A confissão, como se sabe, “é o reconhecimento que a parte faz da realidade de um facto que lhe é desfavorável e favorece a parte contrária” (art. 352 do Código Civil).
São factos desfavoráveis ao depoente e favoráveis à parte contrária aqueles que, considerada a matéria controvertida e o teor da contestação, são em concreto idóneos a produzir consequências jurídicas desvantajosas para ele e, simultaneamente, vantajosas para a parte que o requer.
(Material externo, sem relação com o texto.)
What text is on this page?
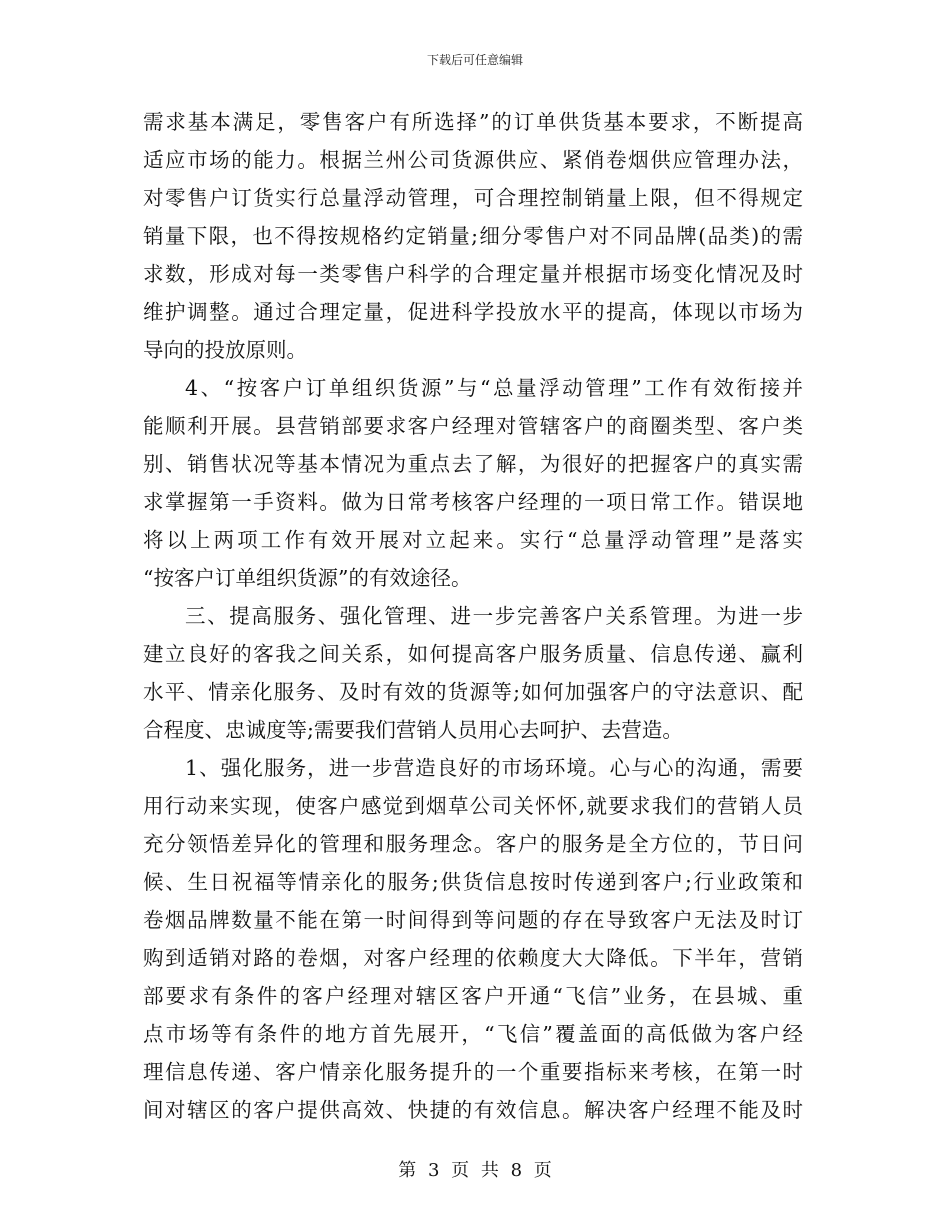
下载后可任意编辑
需求基本满足，零售客户有所选择”的订单供货基本要求，不断提高
适应市场的能力。根据兰州公司货源供应、紧俏卷烟供应管理办法，
对零售户订货实行总量浮动管理，可合理控制销量上限，但不得规定
销量下限，也不得按规格约定销量;细分零售户对不同品牌(品类)的需
求数，形成对每一类零售户科学的合理定量并根据市场变化情况及时
维护调整。通过合理定量，促进科学投放水平的提高，体现以市场为
导向的投放原则。
4、“按客户订单组织货源”与“总量浮动管理”工作有效衔接并
能顺利开展。县营销部要求客户经理对管辖客户的商圈类型、客户类
别、销售状况等基本情况为重点去了解，为很好的把握客户的真实需
求掌握第一手资料。做为日常考核客户经理的一项日常工作。错误地
将以上两项工作有效开展对立起来。实行“总量浮动管理”是落实
“按客户订单组织货源”的有效途径。
三、提高服务、强化管理、进一步完善客户关系管理。为进一步
建立良好的客我之间关系，如何提高客户服务质量、信息传递、赢利
水平、情亲化服务、及时有效的货源等;如何加强客户的守法意识、配
合程度、忠诚度等;需要我们营销人员用心去呵护、去营造。
1、强化服务，进一步营造良好的市场环境。心与心的沟通，需要
用行动来实现，使客户感觉到烟草公司关怀怀,就要求我们的营销人员
充分领悟差异化的管理和服务理念。客户的服务是全方位的，节日问
候、生日祝福等情亲化的服务;供货信息按时传递到客户;行业政策和
卷烟品牌数量不能在第一时间得到等问题的存在导致客户无法及时订
购到适销对路的卷烟，对客户经理的依赖度大大降低。下半年，营销
部要求有条件的客户经理对辖区客户开通“飞信”业务，在县城、重
点市场等有条件的地方首先展开，“飞信”覆盖面的高低做为客户经
理信息传递、客户情亲化服务提升的一个重要指标来考核，在第一时
间对辖区的客户提供高效、快捷的有效信息。解决客户经理不能及时
第 3 页 共 8 页
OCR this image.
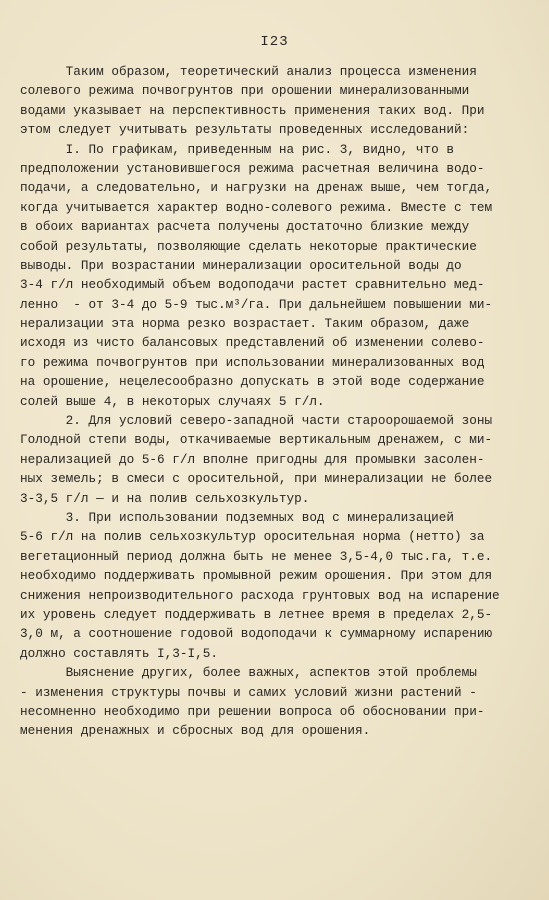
I23
Таким образом, теоретический анализ процесса изменения
солевого режима почвогрунтов при орошении минерализованными
водами указывает на перспективность применения таких вод. При
этом следует учитывать результаты проведенных исследований:
I. По графикам, приведенным на рис. 3, видно, что в
предположении установившегося режима расчетная величина водо-
подачи, а следовательно, и нагрузки на дренаж выше, чем тогда,
когда учитывается характер водно-солевого режима. Вместе с тем
в обоих вариантах расчета получены достаточно близкие между
собой результаты, позволяющие сделать некоторые практические
выводы. При возрастании минерализации оросительной воды до
3-4 г/л необходимый объем водоподачи растет сравнительно мед-
ленно  - от 3-4 до 5-9 тыс.м³/га. При дальнейшем повышении ми-
нерализации эта норма резко возрастает. Таким образом, даже
исходя из чисто балансовых представлений об изменении солево-
го режима почвогрунтов при использовании минерализованных вод
на орошение, нецелесообразно допускать в этой воде содержание
солей выше 4, в некоторых случаях 5 г/л.
2. Для условий северо-западной части староорошаемой зоны
Голодной степи воды, откачиваемые вертикальным дренажем, с ми-
нерализацией до 5-6 г/л вполне пригодны для промывки засолен-
ных земель; в смеси с оросительной, при минерализации не более
3-3,5 г/л — и на полив сельхозкультур.
3. При использовании подземных вод с минерализацией
5-6 г/л на полив сельхозкультур оросительная норма (нетто) за
вегетационный период должна быть не менее 3,5-4,0 тыс.га, т.е.
необходимо поддерживать промывной режим орошения. При этом для
снижения непроизводительного расхода грунтовых вод на испарение
их уровень следует поддерживать в летнее время в пределах 2,5-
3,0 м, а соотношение годовой водоподачи к суммарному испарению
должно составлять I,3-I,5.
Выяснение других, более важных, аспектов этой проблемы
- изменения структуры почвы и самих условий жизни растений -
несомненно необходимо при решении вопроса об обосновании при-
менения дренажных и сбросных вод для орошения.
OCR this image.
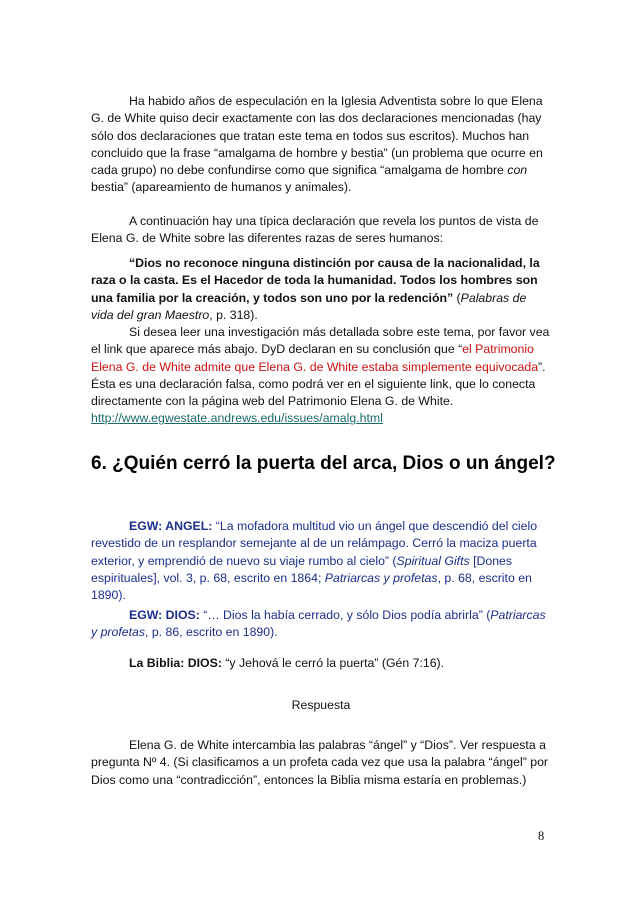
Ha habido años de especulación en la Iglesia Adventista sobre lo que Elena G. de White quiso decir exactamente con las dos declaraciones mencionadas (hay sólo dos declaraciones que tratan este tema en todos sus escritos). Muchos han concluido que la frase “amalgama de hombre y bestia” (un problema que ocurre en cada grupo) no debe confundirse como que significa “amalgama de hombre con bestia” (apareamiento de humanos y animales).

A continuación hay una típica declaración que revela los puntos de vista de Elena G. de White sobre las diferentes razas de seres humanos:

“Dios no reconoce ninguna distinción por causa de la nacionalidad, la raza o la casta. Es el Hacedor de toda la humanidad. Todos los hombres son una familia por la creación, y todos son uno por la redención” (Palabras de vida del gran Maestro, p. 318).

Si desea leer una investigación más detallada sobre este tema, por favor vea el link que aparece más abajo. DyD declaran en su conclusión que “el Patrimonio Elena G. de White admite que Elena G. de White estaba simplemente equivocada”. Ésta es una declaración falsa, como podrá ver en el siguiente link, que lo conecta directamente con la página web del Patrimonio Elena G. de White.
http://www.egwestate.andrews.edu/issues/amalg.html

6. ¿Quién cerró la puerta del arca, Dios o un ángel?

EGW: ANGEL: “La mofadora multitud vio un ángel que descendió del cielo revestido de un resplandor semejante al de un relámpago. Cerró la maciza puerta exterior, y emprendió de nuevo su viaje rumbo al cielo” (Spiritual Gifts [Dones espirituales], vol. 3, p. 68, escrito en 1864; Patriarcas y profetas, p. 68, escrito en 1890).

EGW: DIOS: “… Dios la había cerrado, y sólo Dios podía abrirla” (Patriarcas y profetas, p. 86, escrito en 1890).

La Biblia: DIOS: “y Jehová le cerró la puerta” (Gén 7:16).

Respuesta

Elena G. de White intercambia las palabras “ángel” y “Dios”. Ver respuesta a pregunta Nº 4. (Si clasificamos a un profeta cada vez que usa la palabra “ángel” por Dios como una “contradicción”, entonces la Biblia misma estaría en problemas.)

8
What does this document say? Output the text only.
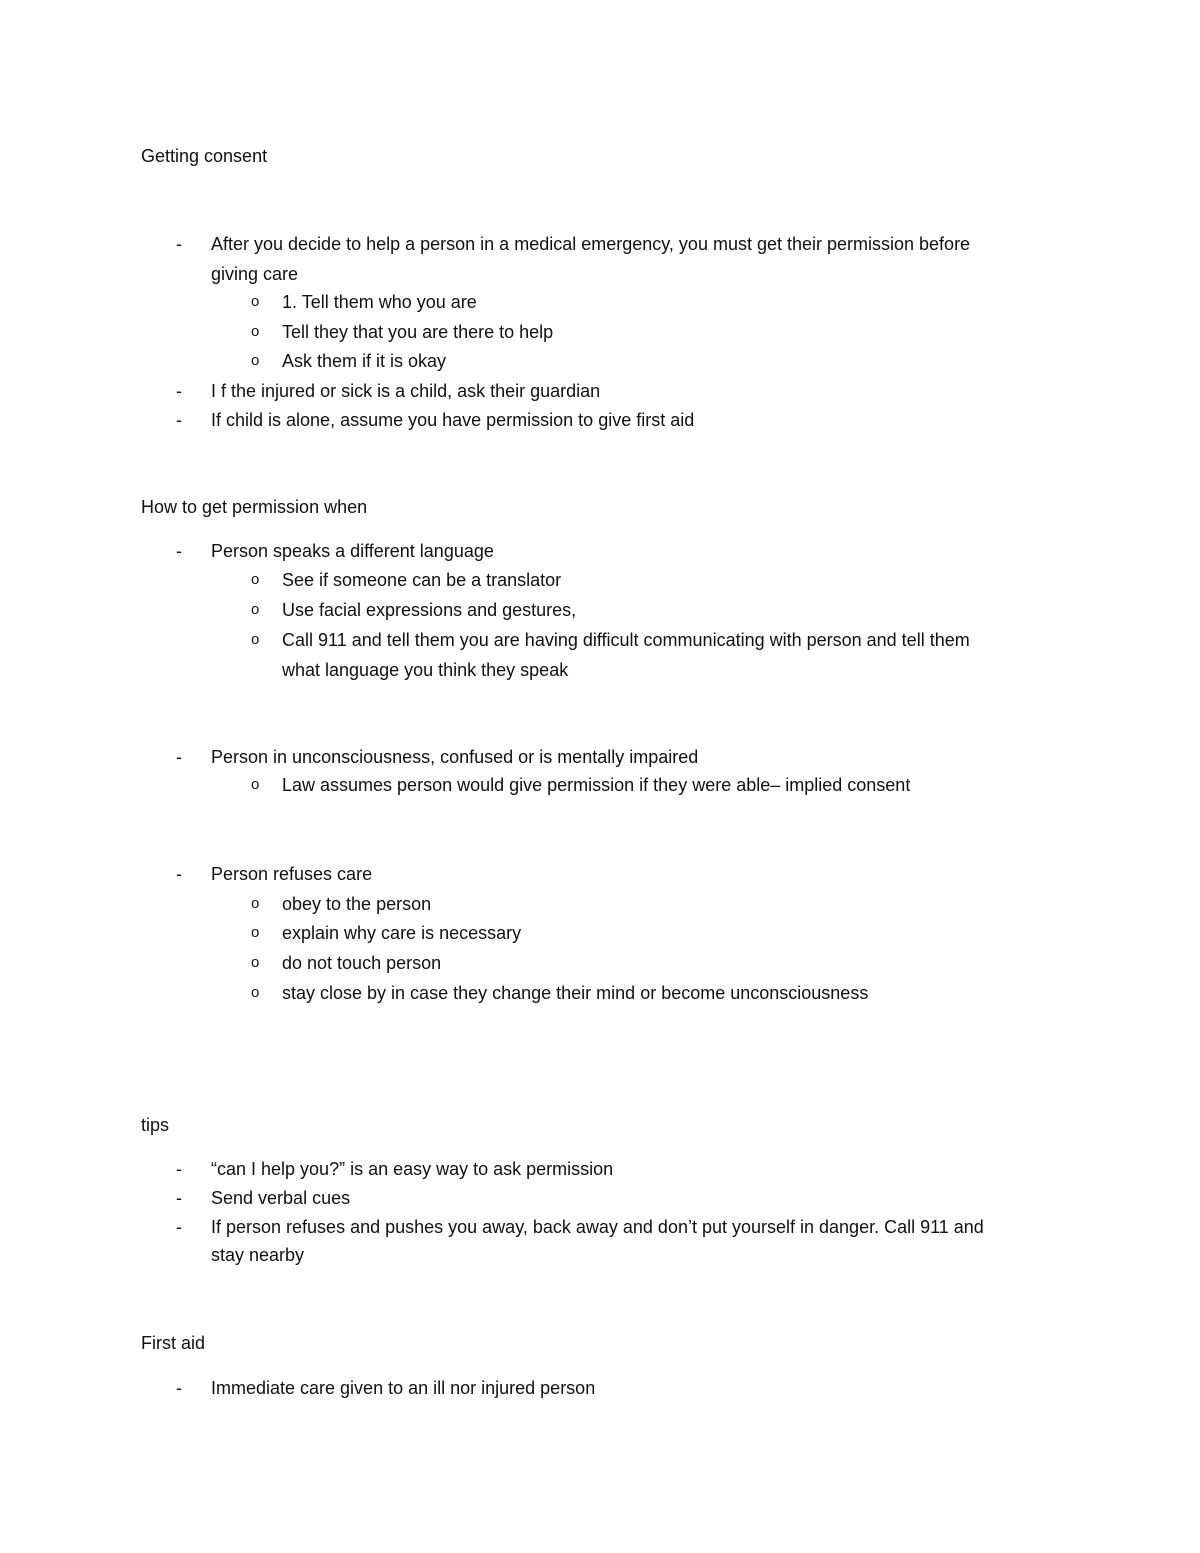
Getting consent
- After you decide to help a person in a medical emergency, you must get their permission before
giving care
o 1. Tell them who you are
o Tell they that you are there to help
o Ask them if it is okay
- I f the injured or sick is a child, ask their guardian
- If child is alone, assume you have permission to give first aid
How to get permission when
- Person speaks a different language
o See if someone can be a translator
o Use facial expressions and gestures,
o Call 911 and tell them you are having difficult communicating with person and tell them
what language you think they speak
- Person in unconsciousness, confused or is mentally impaired
o Law assumes person would give permission if they were able– implied consent
- Person refuses care
o obey to the person
o explain why care is necessary
o do not touch person
o stay close by in case they change their mind or become unconsciousness
tips
- “can I help you?” is an easy way to ask permission
- Send verbal cues
- If person refuses and pushes you away, back away and don’t put yourself in danger. Call 911 and
stay nearby
First aid
- Immediate care given to an ill nor injured person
Por outro lado, a confissão obtida em sede de depoimento de parte, que se pode chamar de confissão judicial provocada (Estrela Chaby, O Depoimento cit., p. 17), distingue-se quer da confissão extrajudicial (art. 356/2, parte final, do Código Civil), quer da confissão que espontaneamente é feita pela parte no processo, designadamente nos respetivos articulados ou em termos (arts. 46 e 160 do CPC), quer ainda da confissão em sede de prestação de esclarecimentos e em declarações de parte. Trata-se de uma confissão que é feita oralmente pela própria parte perante o juiz, submetida a um especial formalismo. Deve ser reduzida a escrito para produzir efeitos qua tale (art. 463/1 do CPC), dotada de força probatória plena, pois tal formalidade é imposta pelo art. 358/1 do Código Civil.
***
3).3. Como resulta do que escrevemos em 1), o depoimento de parte tem, pela sua finalidade, de recair sobre factos relevantes para a decisão da causa que permaneçam controvertidos e em relação aos quais não seja excluída a prova por confissão. Tem, portanto, um carácter factual, conforme é expressamente referido no art. 452 do CPC. Dito de outra forma, recai sobre factos – ou, com mais rigor, afirmações de factos –, que devem ser indicados pelo respetivo requerente e não sobre os denominados temas da prova, como foi enfatizado no Acórdão desta Relação de 24.03.2023, proferido na presente ação, relatado pela Desembargadora Maria Amália Santos.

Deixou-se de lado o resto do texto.